Ah ok. I apologize for posting too fast. I will be sure to go further in exhausting all resources before I post in the future. However, I did find some of the descriptions of the iostreams parts and how they compose (especially examples, that's what I was really looking for) vague, IMHO.  

No, I haven't measured performance. And I understand well your concern with inappropriate attention to performance. The general advice is make it work first, then make it work faster; I agree with this advice strongly, but I think you might agree with me if I explain my context. If I see a particular solution that I believe will more likely guarantee lower latency due to unnecessary reallocations and re-initializations (as when a vector expands and must make all memory that it contains contiguous), I will try to eliminate it in the process of making it work the first time. I'm writing a pintool, and you just kind of have to understand what that is in order to know where I'm coming from. Intel's PIN tool suite is a dynamic binary instrumentation framework designed to allow programmers to specify callbacks at different levels of granularity, as well as write their own instrumentation functions. So if you wanted to gather data about every image load, or instruction execution, or routine call, on the fly you could do it.

Anyway, the context in which I am using this compression utility is a particularly important one for speed. A set of dynamic analysis routines steadily generate data from the target program that is being analyzed, and the point where I'm asking about now has to do with where, once the analysis threads have generated enough data, they report a handle to their buffer to a pool of compression threads; the compression threads drop the data they've been handed directly into a fresh buffer (ideally) that goes through a compressor. The problem is, because I'm instrumenting at instruction level granularity, my analysis code, between target application threads has to synchronize a lamport clock (now I'm really getting out of hand with my explanation lol); so, the whole program might produce a 400mb xml file, and these buffers get flushed at the frequency of accumulating about 30kb. So that's a lot of flushing! Those unnecessary allocation copies would, in the worst case, result in a 2-3x slowdown of the entire program due to the fact that it's literally pausing to repeat something that's unnecessary. 

But actually, if this appends my 30k string, I didn't know it.
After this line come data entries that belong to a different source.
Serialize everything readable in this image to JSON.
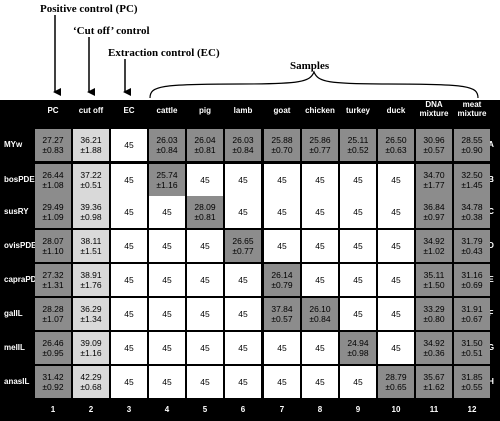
{
  "annotations": {
    "positive_control": "Positive control (PC)",
    "cutoff_control": "‘Cut off’ control",
    "extraction_control": "Extraction control (EC)",
    "samples": "Samples"
  },
  "columns": [
    {
      "header": "PC",
      "number": "1"
    },
    {
      "header": "cut off",
      "number": "2"
    },
    {
      "header": "EC",
      "number": "3"
    },
    {
      "header": "cattle",
      "number": "4"
    },
    {
      "header": "pig",
      "number": "5"
    },
    {
      "header": "lamb",
      "number": "6"
    },
    {
      "header": "goat",
      "number": "7"
    },
    {
      "header": "chicken",
      "number": "8"
    },
    {
      "header": "turkey",
      "number": "9"
    },
    {
      "header": "duck",
      "number": "10"
    },
    {
      "header": "DNA mixture",
      "number": "11"
    },
    {
      "header": "meat mixture",
      "number": "12"
    }
  ],
  "rows": [
    {
      "label": "MYw",
      "letter": "A",
      "cells": [
        {
          "v": "27.27",
          "e": "±0.83",
          "s": "dark"
        },
        {
          "v": "36.21",
          "e": "±1.88",
          "s": "light"
        },
        {
          "v": "45",
          "e": "",
          "s": "white"
        },
        {
          "v": "26.03",
          "e": "±0.84",
          "s": "dark"
        },
        {
          "v": "26.04",
          "e": "±0.81",
          "s": "dark"
        },
        {
          "v": "26.03",
          "e": "±0.84",
          "s": "dark"
        },
        {
          "v": "25.88",
          "e": "±0.70",
          "s": "dark"
        },
        {
          "v": "25.86",
          "e": "±0.77",
          "s": "dark"
        },
        {
          "v": "25.11",
          "e": "±0.52",
          "s": "dark"
        },
        {
          "v": "26.50",
          "e": "±0.63",
          "s": "dark"
        },
        {
          "v": "30.96",
          "e": "±0.57",
          "s": "dark"
        },
        {
          "v": "28.55",
          "e": "±0.90",
          "s": "dark"
        }
      ]
    },
    {
      "label": "bosPDE",
      "letter": "B",
      "cells": [
        {
          "v": "26.44",
          "e": "±1.08",
          "s": "dark"
        },
        {
          "v": "37.22",
          "e": "±0.51",
          "s": "light"
        },
        {
          "v": "45",
          "e": "",
          "s": "white"
        },
        {
          "v": "25.74",
          "e": "±1.16",
          "s": "dark"
        },
        {
          "v": "45",
          "e": "",
          "s": "white"
        },
        {
          "v": "45",
          "e": "",
          "s": "white"
        },
        {
          "v": "45",
          "e": "",
          "s": "white"
        },
        {
          "v": "45",
          "e": "",
          "s": "white"
        },
        {
          "v": "45",
          "e": "",
          "s": "white"
        },
        {
          "v": "45",
          "e": "",
          "s": "white"
        },
        {
          "v": "34.70",
          "e": "±1.77",
          "s": "dark"
        },
        {
          "v": "32.50",
          "e": "±1.45",
          "s": "dark"
        }
      ]
    },
    {
      "label": "susRY",
      "letter": "C",
      "cells": [
        {
          "v": "29.49",
          "e": "±1.09",
          "s": "dark"
        },
        {
          "v": "39.36",
          "e": "±0.98",
          "s": "light"
        },
        {
          "v": "45",
          "e": "",
          "s": "white"
        },
        {
          "v": "45",
          "e": "",
          "s": "white"
        },
        {
          "v": "28.09",
          "e": "±0.81",
          "s": "dark"
        },
        {
          "v": "45",
          "e": "",
          "s": "white"
        },
        {
          "v": "45",
          "e": "",
          "s": "white"
        },
        {
          "v": "45",
          "e": "",
          "s": "white"
        },
        {
          "v": "45",
          "e": "",
          "s": "white"
        },
        {
          "v": "45",
          "e": "",
          "s": "white"
        },
        {
          "v": "36.84",
          "e": "±0.97",
          "s": "dark"
        },
        {
          "v": "34.78",
          "e": "±0.38",
          "s": "dark"
        }
      ]
    },
    {
      "label": "ovisPDE",
      "letter": "D",
      "cells": [
        {
          "v": "28.07",
          "e": "±1.10",
          "s": "dark"
        },
        {
          "v": "38.11",
          "e": "±1.51",
          "s": "light"
        },
        {
          "v": "45",
          "e": "",
          "s": "white"
        },
        {
          "v": "45",
          "e": "",
          "s": "white"
        },
        {
          "v": "45",
          "e": "",
          "s": "white"
        },
        {
          "v": "26.65",
          "e": "±0.77",
          "s": "dark"
        },
        {
          "v": "45",
          "e": "",
          "s": "white"
        },
        {
          "v": "45",
          "e": "",
          "s": "white"
        },
        {
          "v": "45",
          "e": "",
          "s": "white"
        },
        {
          "v": "45",
          "e": "",
          "s": "white"
        },
        {
          "v": "34.92",
          "e": "±1.02",
          "s": "dark"
        },
        {
          "v": "31.79",
          "e": "±0.43",
          "s": "dark"
        }
      ]
    },
    {
      "label": "capraPDE",
      "letter": "E",
      "cells": [
        {
          "v": "27.32",
          "e": "±1.31",
          "s": "dark"
        },
        {
          "v": "38.91",
          "e": "±1.76",
          "s": "light"
        },
        {
          "v": "45",
          "e": "",
          "s": "white"
        },
        {
          "v": "45",
          "e": "",
          "s": "white"
        },
        {
          "v": "45",
          "e": "",
          "s": "white"
        },
        {
          "v": "45",
          "e": "",
          "s": "white"
        },
        {
          "v": "26.14",
          "e": "±0.79",
          "s": "dark"
        },
        {
          "v": "45",
          "e": "",
          "s": "white"
        },
        {
          "v": "45",
          "e": "",
          "s": "white"
        },
        {
          "v": "45",
          "e": "",
          "s": "white"
        },
        {
          "v": "35.11",
          "e": "±1.50",
          "s": "dark"
        },
        {
          "v": "31.16",
          "e": "±0.69",
          "s": "dark"
        }
      ]
    },
    {
      "label": "galIL",
      "letter": "F",
      "cells": [
        {
          "v": "28.28",
          "e": "±1.07",
          "s": "dark"
        },
        {
          "v": "36.29",
          "e": "±1.34",
          "s": "light"
        },
        {
          "v": "45",
          "e": "",
          "s": "white"
        },
        {
          "v": "45",
          "e": "",
          "s": "white"
        },
        {
          "v": "45",
          "e": "",
          "s": "white"
        },
        {
          "v": "45",
          "e": "",
          "s": "white"
        },
        {
          "v": "37.84",
          "e": "±0.57",
          "s": "dark"
        },
        {
          "v": "26.10",
          "e": "±0.84",
          "s": "dark"
        },
        {
          "v": "45",
          "e": "",
          "s": "white"
        },
        {
          "v": "45",
          "e": "",
          "s": "white"
        },
        {
          "v": "33.29",
          "e": "±0.80",
          "s": "dark"
        },
        {
          "v": "31.91",
          "e": "±0.67",
          "s": "dark"
        }
      ]
    },
    {
      "label": "melIL",
      "letter": "G",
      "cells": [
        {
          "v": "26.46",
          "e": "±0.95",
          "s": "dark"
        },
        {
          "v": "39.09",
          "e": "±1.16",
          "s": "light"
        },
        {
          "v": "45",
          "e": "",
          "s": "white"
        },
        {
          "v": "45",
          "e": "",
          "s": "white"
        },
        {
          "v": "45",
          "e": "",
          "s": "white"
        },
        {
          "v": "45",
          "e": "",
          "s": "white"
        },
        {
          "v": "45",
          "e": "",
          "s": "white"
        },
        {
          "v": "45",
          "e": "",
          "s": "white"
        },
        {
          "v": "24.94",
          "e": "±0.98",
          "s": "dark"
        },
        {
          "v": "45",
          "e": "",
          "s": "white"
        },
        {
          "v": "34.92",
          "e": "±0.36",
          "s": "dark"
        },
        {
          "v": "31.50",
          "e": "±0.51",
          "s": "dark"
        }
      ]
    },
    {
      "label": "anasIL",
      "letter": "H",
      "cells": [
        {
          "v": "31.42",
          "e": "±0.92",
          "s": "dark"
        },
        {
          "v": "42.29",
          "e": "±0.68",
          "s": "light"
        },
        {
          "v": "45",
          "e": "",
          "s": "white"
        },
        {
          "v": "45",
          "e": "",
          "s": "white"
        },
        {
          "v": "45",
          "e": "",
          "s": "white"
        },
        {
          "v": "45",
          "e": "",
          "s": "white"
        },
        {
          "v": "45",
          "e": "",
          "s": "white"
        },
        {
          "v": "45",
          "e": "",
          "s": "white"
        },
        {
          "v": "45",
          "e": "",
          "s": "white"
        },
        {
          "v": "28.79",
          "e": "±0.65",
          "s": "dark"
        },
        {
          "v": "35.67",
          "e": "±1.62",
          "s": "dark"
        },
        {
          "v": "31.85",
          "e": "±0.55",
          "s": "dark"
        }
      ]
    }
  ]
}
The back_insert_device<string> object wasn't something that I understood very well from the description at http://www.boost.org/doc/libs/1_45_0/libs/iostreams/doc/classes/back_inserter.html

From what I had thought though, if my string was empty with 0's, and I appended to it, then I would end up with precisely my compressed data. The idea of acquireStringFromPool is that it returns a large string that is always cleared out for the filtering_ostream to fill up as though it were a device. Is that incorrect? How can I get that functionality?

Perhaps, however, that reserve approach would be good. I apologize the email was so long lol.


On Tue, Jan 14, 2014 at 12:16 PM, Krzysztof Czainski <1czajnik@gmail.com> wrote:
2014/1/14 Kenneth Adam Miller <kennethadammiller@gmail.com>
By the way, I'm working on a master's thesis, so I frequently skip sleep. Sometimes after a lack of sleep, getting across precisely what is needed/understood can take some an iteration or two :)

Good luck with your thesis ;-) 

Btw, I think top-posting is inappropriate on this list.

On Tue, Jan 14, 2014 at 10:15 AM, Kenneth Adam Miller <kennethadammiller@gmail.com> wrote:
Pretty much on performance concerns. I know that there's at least going to be one copy performed while doing the compression, from uncompressed to compressed. Here's how I do it:

filtering_ostream *fos = new filtering_ostream();
fos->push(bzip2_compressor());
string *x = acquireStringFromPool();   //This is just a blocking pointer return that reaches into a list of string *, each that are allocated with new string(30000,0); (it's multithreaded, ok lol :) )
fos->push(boost::iostreams::back_insert_device<string>(x));   //This is what I was searching for all along.

Doesn't this append your 30k string?

If a preallocated chunk of memory is ok for you, check out vector::reserve() ;-) 

then later, when I want to write to fos I do,

*fos << *doc;    //I go straight from container to compression.

Maybe my specifications that "I don't want to find that it's copying at all" were a bit weird, because obviously it has to move the data right? I'm just saying that most of the examples I would see would be something like

compress(string x) {
   stringstream ss(x);  //unnecessary initialization in my case, couldn't find an example without this
   //something similar to what I did...
}

OK, so did you measure performance of your solution compared to the above example? And then to some version with std::vector with reserved memory?

My suggestions have nothing to do with compression and streams. But you might be optimizing prematurely here.